Hong Kong CNN Business  — 

Myanmar’s military junta is using torture to extract information from detainees on the whereabouts of senior opposition members and activist leaders, according to an American citizen and journalist who was recently released from a Yangon prison.

Nathan Maung, 44, was detained for more than three months in Myanmar before being deported to the United States on June 15. During that time, he said he endured two weeks in a secretive military-run interrogation center in the country’s biggest city Yangon.

Speaking to CNN Business on Wednesday from Washington, DC, Nathan Maung described his time in the facility as “hell” and said he prepared himself to die there, believing the soldiers would kill him.

He is one of more than 6,200 people arrested since Myanmar’s military, led by Gen. Min Aung Hlaing, seized power in a coup on February 1, according to advocacy group Assistance Association for Political Prisoners. The military overthrew the elected government of Aung San Suu Kyi and embarked on a bloody crackdown on dissent and on any perceived opposition to its rule. Mass street protests have been suppressed with deadly force.

Former inmates, lawyers and family members of those held have previously told CNN the detainees have been subjected to torture during interrogation and held out of contact from loved ones. Some — including members of the ousted National League for Democracy (NLD) Party — have died while in custody, their bodies showing signs of brutal torture.

CNN Business has reached out to Myanmar’s military for comment.

Nathan Maung was detained in Myanmar for more than three months.

Despite months of escalating violence, the junta has said it is using restraint against what it called “riotous protesters,” who it accuses of attacking police and harming national security and stability.

Nathan Maung is co-founder and editor in chief of the Myanmar online news site Kamayut Media. He was arrested on March 9 alongside co-founder and news producer Hanthar Nyein, 39, as security forces raided their office.

Though now living in the United States, Nathan Maung said he is “not happy” and feels an overwhelming guilt he was released because of his American citizenship, while his friend and colleague Hanthar Nyein, a Myanmar national, remains incarcerated in the notorious Insein Prison.

“We’ve been through the hell together. So, we should be released together,” Nathan Maung said, his voice cracking with emotion. “I really want him to know that we are not forgetting him. He’s not alone.”
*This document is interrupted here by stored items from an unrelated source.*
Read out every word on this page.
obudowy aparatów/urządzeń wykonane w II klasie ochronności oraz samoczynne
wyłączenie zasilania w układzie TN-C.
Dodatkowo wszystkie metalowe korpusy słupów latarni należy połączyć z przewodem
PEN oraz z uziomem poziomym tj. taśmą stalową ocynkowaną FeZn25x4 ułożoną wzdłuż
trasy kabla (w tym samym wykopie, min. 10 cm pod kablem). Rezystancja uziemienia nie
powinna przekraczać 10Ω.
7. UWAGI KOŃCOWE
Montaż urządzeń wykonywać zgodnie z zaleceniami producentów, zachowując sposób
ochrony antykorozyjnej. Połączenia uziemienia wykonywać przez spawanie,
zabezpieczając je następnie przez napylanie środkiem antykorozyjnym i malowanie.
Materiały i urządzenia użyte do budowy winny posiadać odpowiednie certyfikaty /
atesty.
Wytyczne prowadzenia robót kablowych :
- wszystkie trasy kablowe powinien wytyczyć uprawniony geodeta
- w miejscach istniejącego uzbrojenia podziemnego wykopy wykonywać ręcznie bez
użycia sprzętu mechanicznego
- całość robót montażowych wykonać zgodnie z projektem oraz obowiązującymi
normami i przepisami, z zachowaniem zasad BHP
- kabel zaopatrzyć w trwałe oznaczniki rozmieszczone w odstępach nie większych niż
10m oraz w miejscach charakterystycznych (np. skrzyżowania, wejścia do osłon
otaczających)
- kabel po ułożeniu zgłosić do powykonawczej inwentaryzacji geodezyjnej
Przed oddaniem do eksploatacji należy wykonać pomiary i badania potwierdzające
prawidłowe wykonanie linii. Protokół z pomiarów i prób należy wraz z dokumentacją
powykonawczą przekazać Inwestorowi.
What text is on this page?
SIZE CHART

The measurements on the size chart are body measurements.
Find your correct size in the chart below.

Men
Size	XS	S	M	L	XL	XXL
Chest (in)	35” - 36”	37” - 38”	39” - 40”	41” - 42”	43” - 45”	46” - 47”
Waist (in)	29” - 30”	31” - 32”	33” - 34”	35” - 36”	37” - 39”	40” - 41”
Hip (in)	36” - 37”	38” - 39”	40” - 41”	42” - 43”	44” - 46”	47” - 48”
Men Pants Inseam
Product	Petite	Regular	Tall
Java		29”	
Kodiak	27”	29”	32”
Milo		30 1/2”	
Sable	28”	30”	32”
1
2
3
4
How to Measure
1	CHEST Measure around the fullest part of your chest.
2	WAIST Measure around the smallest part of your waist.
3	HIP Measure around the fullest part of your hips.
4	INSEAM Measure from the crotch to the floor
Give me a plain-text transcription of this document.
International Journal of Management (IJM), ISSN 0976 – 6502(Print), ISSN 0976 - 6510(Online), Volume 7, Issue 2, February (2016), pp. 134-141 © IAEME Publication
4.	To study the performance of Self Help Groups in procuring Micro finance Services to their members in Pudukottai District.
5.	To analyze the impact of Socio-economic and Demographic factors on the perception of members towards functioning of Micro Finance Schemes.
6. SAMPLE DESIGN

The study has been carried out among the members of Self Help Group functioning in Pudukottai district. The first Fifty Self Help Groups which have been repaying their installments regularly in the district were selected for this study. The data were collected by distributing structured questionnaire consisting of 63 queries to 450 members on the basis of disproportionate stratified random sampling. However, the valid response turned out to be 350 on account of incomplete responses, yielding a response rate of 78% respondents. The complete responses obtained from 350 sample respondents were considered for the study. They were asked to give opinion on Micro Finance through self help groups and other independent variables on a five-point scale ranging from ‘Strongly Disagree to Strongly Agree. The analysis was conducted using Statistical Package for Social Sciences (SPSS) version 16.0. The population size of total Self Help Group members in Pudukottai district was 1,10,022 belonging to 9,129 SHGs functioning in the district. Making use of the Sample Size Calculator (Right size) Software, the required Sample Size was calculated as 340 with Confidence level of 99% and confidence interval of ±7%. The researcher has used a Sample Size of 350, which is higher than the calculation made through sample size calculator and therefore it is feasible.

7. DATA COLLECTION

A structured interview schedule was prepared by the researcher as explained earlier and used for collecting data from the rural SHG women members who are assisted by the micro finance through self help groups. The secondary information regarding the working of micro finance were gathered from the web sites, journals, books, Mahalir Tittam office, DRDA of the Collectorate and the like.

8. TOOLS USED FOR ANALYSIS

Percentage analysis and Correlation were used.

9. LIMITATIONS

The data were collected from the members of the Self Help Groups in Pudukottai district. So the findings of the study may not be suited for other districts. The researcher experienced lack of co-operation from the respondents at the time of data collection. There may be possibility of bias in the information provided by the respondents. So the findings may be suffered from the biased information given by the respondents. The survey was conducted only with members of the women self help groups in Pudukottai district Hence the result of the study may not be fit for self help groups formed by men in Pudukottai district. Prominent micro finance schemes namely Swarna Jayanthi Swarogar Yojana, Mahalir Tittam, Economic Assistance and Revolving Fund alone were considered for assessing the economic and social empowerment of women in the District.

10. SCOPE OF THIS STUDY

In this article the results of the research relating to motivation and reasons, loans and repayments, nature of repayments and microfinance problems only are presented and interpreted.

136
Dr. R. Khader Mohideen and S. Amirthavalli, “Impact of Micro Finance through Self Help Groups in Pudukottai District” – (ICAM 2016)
Danny Fenster, another American journalist who was prevented from boarding a flight out of Myanmar on May 24, remains in detention, also in Insein Prison.

Weeks of ‘hell’

Nathan Maung knew something was wrong when a convoy of military trucks full of soldiers pulled up outside Kamayut Media’s office in Yangon. Security forces barged through the door and raided the office, seizing equipment and taking Nathan Maung and Hanthar Nyein with them as they left.

“They sent us to the interrogation center in Mingaladon,” he said, referring to a suburb of Yangon.

There, Nathan Maung said they were beaten, denied water for two days and food for three. They were handcuffed and blindfolded nearly the entire two weeks they were there, he said.

“They started with a blindfold and handcuffs and then started questioning. They kicked our face, hands and shoulder, all the time. For every answer, they beat us. Whatever we answered — whether correctly or incorrectly — they beat us. For three days, non-stop,” he said.

Nathan Maung said the facility had five houses and one big office. Within the buildings, he said, there were four interrogation cells. He said his blindfold was removed on his final day there so he got a look at the room and the buildings.